To assess the predictive value of the identified metabolomic biomarkers, a risk score comprising the selected metabolites, age and sex was compared with the risk score containing conventional risk factors (original model) and an established prediction model (RECODe model) [30]. The incremental predictive value of the metabolomic biomarkers was also assessed over the original and RECODe models. The predictive value was assessed using C statistic, integrated discrimination improvement (IDI), categorical and continuous net reclassification improvement (NRI). The calculation of IDI and NRI was based on 5-year risk and the risk categories for categorical NRI were <5%, 5–10% and >10%. The 95% CI was estimated by 1000-times bootstrapping. As missing values in each covariate were small (≤2.0%), multiple imputation was not performed. Key R codes are provided in the ESM Methods and Results.

Sensitivity analyses

We examined cross-sectional associations of metabolites with eGFR and UACR and included eGFR and UACR as covariates in the prospective analysis. We further adjusted for sodium–glucose cotransporter-2 inhibitors (SGLT2i) use during follow-up (N=384) in the prospective analysis, as none of the participants were on SGLT2i at baseline. To assess the robustness of variable selection, backward elimination based on Akaike’s information criterion with 1000-times bootstrapping was also performed.

Results

Baseline characteristics (N=1991)

Table 1 summarises the baseline characteristics of participants. Briefly, mean age was 61.1 years, 59.7% were male, mean diabetes duration was 11.4 years and 27.3% had prevalent CVD. The mean eGFR was 75.8 ml/min per 1.73 m2 and 545 participants had prevalent CKD; the median UACR was 2.7 mg/mmol and 399 participants had prevalent severely increased albuminuria. Characteristics of participants with or without CKD or severely increased albuminuria are summarised in Table 1.
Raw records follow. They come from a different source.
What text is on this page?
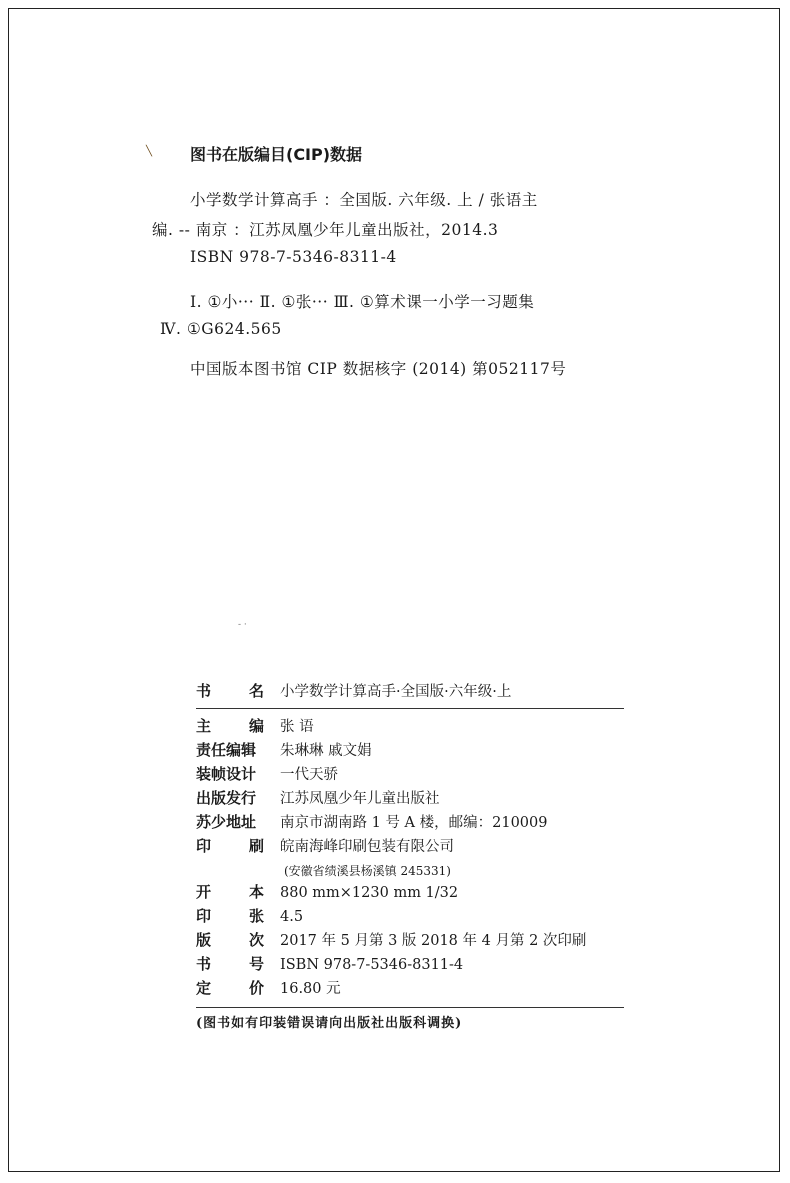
╲ 图书在版编目(CIP)数据
小学数学计算高手 ：全国版. 六年级. 上 / 张语主
编. -- 南京 ：江苏凤凰少年儿童出版社，2014.3
ISBN 978-7-5346-8311-4
Ⅰ. ①小··· Ⅱ. ①张··· Ⅲ. ①算术课一小学一习题集
Ⅳ. ①G624.565
中国版本图书馆 CIP 数据核字 (2014) 第052117号
- ·
书	名 小学数学计算高手·全国版·六年级·上
主	编 张 语
责任编辑	朱琳琳 戚文娟
装帧设计	一代天骄
出版发行	江苏凤凰少年儿童出版社
苏少地址	南京市湖南路 1 号 A 楼，邮编：210009
印	刷 皖南海峰印刷包装有限公司
(安徽省绩溪县杨溪镇 245331)
开	本 880 mm×1230 mm 1/32
印	张 4.5
版	次 2017 年 5 月第 3 版 2018 年 4 月第 2 次印刷
书	号 ISBN 978-7-5346-8311-4
定	价 16.80 元
(图书如有印装错误请向出版社出版科调换)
Table 1 Baseline characteristics of the study population by CKD and severely increased albuminuria status

Metabolites cross-sectionally associated with DKD (N=1991)

At FDR<0.05, 151 metabolites were associated with CKD (Fig. 1). Cholesterol, phospholipids and total lipids in ApoB-containing lipoproteins were positively, while lipids in HDL were inversely, associated with CKD; concentrations of lipoprotein particles exhibited similar patterns. Triglycerides across all lipoproteins were positively associated with CKD, except triglycerides in large HDL. ApoB and ApoB/ApoA-1 were positively, while ApoA-1 was negatively, associated with CKD. Other lipids, including phosphoglycerides, total cholines, phosphatidylcholines and sphingomyelins, were positively associated with CKD. Relative concentrations of n-6 fatty acids, polyunsaturated fatty acids (PUFAs), docosahexaenoic acid (DHA) and PUFAs/monounsaturated fatty acids (MUFAs) were inversely, while relative concentration of MUFAs was positively, associated with CKD. For LMWMs, glycine, phenylalanine, citrate and GlycA were positively, while leucine, valine, tyrosine, glucose, lactate and albumin were negatively, associated with CKD.

Fig. 1
figure 1

Metabolites associated with CKD (a) or severely increased albuminuria (b). Estimated by linear regression adjusted for age, male sex, ever smoking, diabetes duration, SBP, BMI, HbA1c, oral glucose-lowering drugs, insulin, antihypertensive drugs, lipid-lowering drugs, RAS blockers, statins, diabetic retinopathy and severely increased albuminuria (for the association with severely increased albuminuria, CKD was included instead). Metabolites were loge-transformed and scaled to SD. The top 20 most significant metabolites were named

At FDR<0.05, 128 metabolites were associated with severely increased albuminuria (Fig. 1). Cholesterol, phospholipids and total lipids in VLDL and LDL were positively, while lipids in larger HDL were negatively, associated with severely increased albuminuria; concentrations of lipoprotein particles exhibited similar patterns. Triglycerides in non-HDL and medium and small HDL were associated with severely increased albuminuria. Other traits including ApoB and ApoB/ApoA-1, MUFAs, isoleucine, phenylalanine, glucose, citrate, 3-hydroxybutyrate, creatinine and GlycA were positively, while PUFAs, DHA, PUFAs/MUFAs, tyrosine and albumin were negatively, associated with severely increased albuminuria.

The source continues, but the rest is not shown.